While in the process of reviewing the ASRock Vision 3D home theater PC a few months back, I became entrenched in all things 3DTV. At the time, I had already been building up a new home theater around a Samsung 3D TV and the opportunity coincidentally arose to evaluate a 3D-capable device, so I jumped at the chance. With that ASRock HTPC and some support from NVIDIA and Cyberlink, I was able to check out 3D photos, 3D Blu-Rays, 3D TV, and of course 3D games.
Throughout the review process, I had been using the Samsung active-shutter glasses included with my TV. While I found them to be decent, I felt that their overall quality seemed to be a slight step down from the glasses included in the NVIDIA 3D Vision kit I reviewed when they were first introduced. Regardless, I trudged on and ultimately came away impressed by that HTPC and the NVIDIA 3DTV Play technology at its heart.
Just before wrapping up that piece, I was also given the opportunity to evaluate a newly released set of “universal” 3D glasses from the folks at Monster. I thought it would make for an interesting comparison at the very least since I already had access to two other types of active shutter glasses.
Right away, the MonsterVision MAX 3D Eyewear System with Active Sync which I tested offed some clear advantages. First off, they use an RF transmitter, so there are no line-of-sight issues like there are with glasses that use IR technology. Using RF meant the glasses stated in-sync regardless of whether I turned my head too far to one side, or even walked around the room, as long as I stayed within the transmitted roughly 30-foot range. With IR (Infra-Red) technology, if the light from the IR emitter isn’t directly in-line with the sensor on the glasses, a sync can’t be established—in other words, “No 3D for you!”
Another advantage to the MonsterVision MAX 3D glasses were their relatively tall lenses and thick frames. The lenses in these glasses extended further above and below my eyes and they were wrapped in a thick frame which helped block out more ambient light while at the same time giving me a larger field of view through the lenses. These are important points to consider, because it made for a more enjoyable overall viewing experience (at least for me) due to the fact that my eyes had to do less “re-adjusting” if my attention was drawn to another light source for whatever reason while viewing a 3D movie—it seems I was always looking through the lenses and not above or below them like was possible with the Samsung glasses.
MonsterVision MAX 3D Eyewear System with Active Sync
The build quality and overall quality of the MonsterVision MAX 3D optics also seemed very good. Admittedly, I found it very difficult to spot clear viewing-quality differences when switching quickly between the Samsung, NVIDIA, and MonsterVision MAX 3D glasses, but uniformity and contrast did seem ever so slightly better with the MAX 3D glasses. This was perhaps due to them better covering my eyes though, and not because Monster actually uses higher-quality optics. I should also note that battery life is awesome too. Monster claims the glasses will last for about 60 hours of use before needing a charge. I can’t confirm that actual number because I wasn’t about to sit through 30 movies, but I didn’t have to recharge the things for weeks on end.

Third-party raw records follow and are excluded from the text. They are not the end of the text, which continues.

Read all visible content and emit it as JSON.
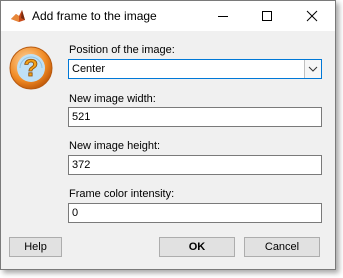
{
  "window": {
    "title": "Add frame to the image"
  },
  "fields": {
    "position": {
      "label": "Position of the image:",
      "value": "Center"
    },
    "width": {
      "label": "New image width:",
      "value": "521"
    },
    "height": {
      "label": "New image height:",
      "value": "372"
    },
    "intensity": {
      "label": "Frame color intensity:",
      "value": "0"
    }
  },
  "buttons": {
    "help": "Help",
    "ok": "OK",
    "cancel": "Cancel"
  },
  "icons": {
    "app": "matlab-icon",
    "dialog": "question-icon",
    "minimize": "minimize-icon",
    "maximize": "maximize-icon",
    "close": "close-icon",
    "dropdown": "chevron-down-icon"
  },
  "colors": {
    "focus_border": "#0078d7",
    "question_icon": "#f08a24"
  }
}
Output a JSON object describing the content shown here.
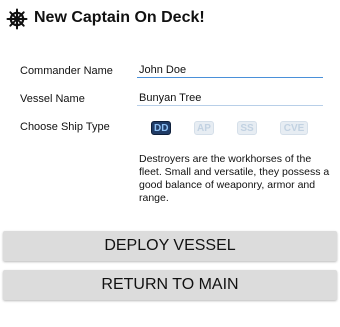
{
  "header": {
    "icon": "ships-wheel-icon",
    "title": "New Captain On Deck!"
  },
  "form": {
    "commander_label": "Commander Name",
    "commander_value": "John Doe",
    "vessel_label": "Vessel Name",
    "vessel_value": "Bunyan Tree",
    "ship_type_label": "Choose Ship Type",
    "ship_types": [
      {
        "label": "DD",
        "selected": true
      },
      {
        "label": "AP",
        "selected": false
      },
      {
        "label": "SS",
        "selected": false
      },
      {
        "label": "CVE",
        "selected": false
      }
    ],
    "description": "Destroyers are the workhorses of the fleet. Small and versatile, they possess a good balance of weaponry, armor and range."
  },
  "actions": {
    "deploy_label": "DEPLOY VESSEL",
    "return_label": "RETURN TO MAIN"
  },
  "colors": {
    "accent": "#4a90d9",
    "selected_badge_bg": "#1f3b66",
    "selected_badge_text": "#8fc1f5",
    "button_bg": "#dcdcdc"
  }
}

The only real downsides to the MonsterVision MAX 3D Eyewear System with Active Sync kit were its installation and price point. My particular HDTV does not have an IR sync port, so I was required to install an IR sensor (which is included with the kit), along with the Max3D RF transmitter, plus a USB power cable (also included) to provide the necessary juice to run the whole setup. In addition, proper placement of the IR sensor took some work. Although I was able to neatly bundle the wires and transmitter behind my TV, and neatly mount the IR sensor to my TV, the setup seems somewhat “kludgey”. Once installed properly though, it did work well. And if your TV does have an IR Sync port, installation will most definitely be easier and cleaner.
As for pricing the full MonsterVision MAX 3D Eyewear System with Active Sync has an MSRP of $229, but street prices hover closer to $179. That price includes the RF transmitter, IR sensor, the glasses, and all necessary cables to connect the kit to virtually any 3DTV. While the kit does offer some distinct advantages over some others, the price is pretty steep when you consider Samsung’s active shutter glasses can be had for about $50 a pair.

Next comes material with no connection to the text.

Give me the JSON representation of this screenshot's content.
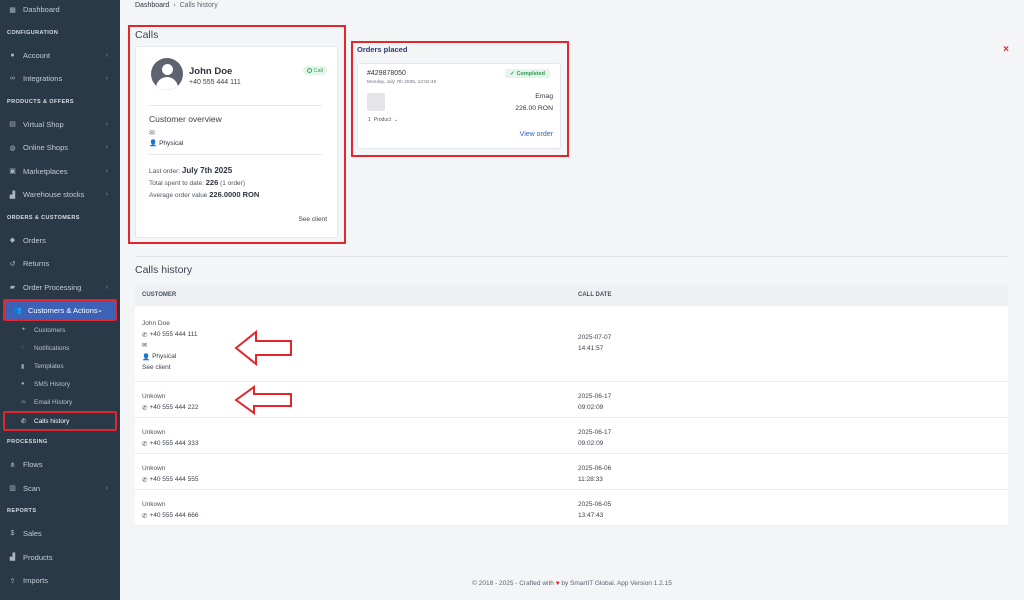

While the MonsterVision MAX 3D Eyewear System with Active Sync may be somewhat pricey in light of some other solutions, I find myself using them far more often than the Samsung glasses included with my HDTV. In fact, I reach for the MAX 3D glasses first due to their larger lenses and use of RF technology. They may cost more, but not having to worry about the glasses staying in sync and the better overall viewing experience offered by the larger / taller lenses definitely add value.